According to the decision of the Federal Constitutional Court, parents must be relieved in the statutory long-term care insurance according to the number of their children. Although the contribution rate has been 3.05 percent of gross income for parents since the beginning of 2022 and 3.4 percent for childless people, it remains unchanged from the second child onwards. From the point of view of the judges, however, this does not go far enough and the communication on the judgment states: “The same contribution burden on parents regardless of the number of children is not constitutionally justified”. For this reason, the Federal Constitutional Court obliges the legislator to present a new regulation by July 31, 2023.

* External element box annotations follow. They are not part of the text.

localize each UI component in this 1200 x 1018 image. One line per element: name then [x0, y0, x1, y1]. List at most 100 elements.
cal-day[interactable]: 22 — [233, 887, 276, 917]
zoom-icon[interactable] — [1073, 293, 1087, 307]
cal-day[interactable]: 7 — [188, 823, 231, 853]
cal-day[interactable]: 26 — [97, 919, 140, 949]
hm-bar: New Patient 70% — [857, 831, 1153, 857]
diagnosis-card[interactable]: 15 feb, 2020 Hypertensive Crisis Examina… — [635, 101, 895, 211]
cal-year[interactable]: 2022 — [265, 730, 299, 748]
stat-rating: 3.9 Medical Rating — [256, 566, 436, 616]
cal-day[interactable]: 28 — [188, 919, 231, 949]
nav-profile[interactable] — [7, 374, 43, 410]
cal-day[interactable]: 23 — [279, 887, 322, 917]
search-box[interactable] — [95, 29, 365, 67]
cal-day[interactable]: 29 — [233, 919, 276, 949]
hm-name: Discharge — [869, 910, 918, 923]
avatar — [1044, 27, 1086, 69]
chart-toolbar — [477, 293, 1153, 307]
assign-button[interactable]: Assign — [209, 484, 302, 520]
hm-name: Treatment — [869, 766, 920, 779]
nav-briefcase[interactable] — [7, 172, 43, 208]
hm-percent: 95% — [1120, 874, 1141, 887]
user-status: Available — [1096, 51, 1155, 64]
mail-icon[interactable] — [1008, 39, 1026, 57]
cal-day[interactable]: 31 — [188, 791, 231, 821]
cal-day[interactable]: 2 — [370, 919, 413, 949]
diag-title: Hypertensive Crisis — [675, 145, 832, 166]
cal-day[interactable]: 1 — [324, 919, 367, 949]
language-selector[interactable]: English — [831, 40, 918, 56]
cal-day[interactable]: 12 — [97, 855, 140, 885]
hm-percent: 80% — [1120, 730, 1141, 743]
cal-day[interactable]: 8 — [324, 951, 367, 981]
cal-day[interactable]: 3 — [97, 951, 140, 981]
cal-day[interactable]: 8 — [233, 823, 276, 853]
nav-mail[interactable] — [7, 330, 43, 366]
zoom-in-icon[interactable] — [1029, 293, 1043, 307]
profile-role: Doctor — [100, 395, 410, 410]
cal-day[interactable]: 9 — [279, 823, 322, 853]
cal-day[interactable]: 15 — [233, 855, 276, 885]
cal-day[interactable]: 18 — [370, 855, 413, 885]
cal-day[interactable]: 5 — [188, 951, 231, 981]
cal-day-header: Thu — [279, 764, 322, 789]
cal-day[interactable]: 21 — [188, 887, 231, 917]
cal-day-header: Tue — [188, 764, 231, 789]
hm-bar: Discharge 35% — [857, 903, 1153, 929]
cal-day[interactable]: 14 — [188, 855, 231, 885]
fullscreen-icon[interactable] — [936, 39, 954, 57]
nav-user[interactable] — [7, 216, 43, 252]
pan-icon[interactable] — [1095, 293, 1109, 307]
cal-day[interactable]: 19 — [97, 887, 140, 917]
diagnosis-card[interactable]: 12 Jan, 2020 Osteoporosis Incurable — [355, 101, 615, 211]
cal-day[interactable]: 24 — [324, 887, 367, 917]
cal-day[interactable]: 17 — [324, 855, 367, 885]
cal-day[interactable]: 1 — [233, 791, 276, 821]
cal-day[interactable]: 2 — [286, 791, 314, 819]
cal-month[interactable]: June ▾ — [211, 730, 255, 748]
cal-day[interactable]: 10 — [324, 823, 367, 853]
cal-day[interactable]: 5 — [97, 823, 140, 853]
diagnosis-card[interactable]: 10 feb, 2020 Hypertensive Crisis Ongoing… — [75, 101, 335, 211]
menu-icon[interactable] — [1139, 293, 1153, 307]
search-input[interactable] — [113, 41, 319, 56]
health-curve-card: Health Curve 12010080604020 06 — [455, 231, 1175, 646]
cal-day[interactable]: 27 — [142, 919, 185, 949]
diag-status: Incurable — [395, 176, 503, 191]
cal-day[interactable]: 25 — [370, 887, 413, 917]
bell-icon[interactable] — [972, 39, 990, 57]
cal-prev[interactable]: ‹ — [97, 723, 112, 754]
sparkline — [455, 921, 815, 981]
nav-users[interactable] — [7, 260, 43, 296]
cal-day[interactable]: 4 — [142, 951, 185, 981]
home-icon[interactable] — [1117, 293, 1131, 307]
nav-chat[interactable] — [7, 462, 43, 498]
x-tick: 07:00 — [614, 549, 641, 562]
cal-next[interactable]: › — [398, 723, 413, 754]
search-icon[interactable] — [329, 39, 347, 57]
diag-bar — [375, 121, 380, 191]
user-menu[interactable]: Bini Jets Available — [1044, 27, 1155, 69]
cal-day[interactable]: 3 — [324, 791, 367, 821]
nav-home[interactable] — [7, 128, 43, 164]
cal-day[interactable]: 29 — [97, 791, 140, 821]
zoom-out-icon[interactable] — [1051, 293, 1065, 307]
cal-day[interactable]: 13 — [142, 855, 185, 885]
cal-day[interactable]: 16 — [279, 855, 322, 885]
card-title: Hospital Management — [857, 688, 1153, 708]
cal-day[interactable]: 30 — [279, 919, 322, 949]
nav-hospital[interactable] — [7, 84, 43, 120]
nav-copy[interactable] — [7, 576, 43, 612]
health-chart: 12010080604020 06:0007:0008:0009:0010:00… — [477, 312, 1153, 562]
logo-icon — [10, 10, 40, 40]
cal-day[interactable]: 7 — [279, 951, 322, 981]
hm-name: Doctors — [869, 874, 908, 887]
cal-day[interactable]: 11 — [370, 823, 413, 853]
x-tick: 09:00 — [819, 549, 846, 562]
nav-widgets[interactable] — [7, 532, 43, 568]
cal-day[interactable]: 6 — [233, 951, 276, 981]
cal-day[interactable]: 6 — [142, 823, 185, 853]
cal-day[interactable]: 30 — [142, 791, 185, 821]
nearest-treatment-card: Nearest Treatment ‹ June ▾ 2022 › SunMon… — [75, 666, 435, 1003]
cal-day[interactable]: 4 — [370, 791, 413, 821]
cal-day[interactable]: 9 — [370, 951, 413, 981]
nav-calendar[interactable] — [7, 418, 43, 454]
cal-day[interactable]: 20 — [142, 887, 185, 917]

On the other hand, further constitutional complaints reject the decision of April 7, 2022 (file number 1 BvL 3/18, 1 BvR 2824/17, 1 BvR 2257/16, 1 BvR 717/16), which also included the assessment of the contribution to the statutory pension insurance and related to health insurance. The Federal Social Court had already declared in several judgments that there are no differences in the contribution rates between people with and without children. Several parents defended themselves against these decisions with constitutional complaints, supported by the Family Association of Catholics in the Archdiocese of Freiburg.
Finally, according to the opinion of the First Senate, chaired by Court President Stephan Harbarth, the statutory pension insurance system recognizes child-rearing periods. With regard to statutory health insurance, the judges emphasized that the insured benefited “to a considerable extent” from the services during childhood and adolescence.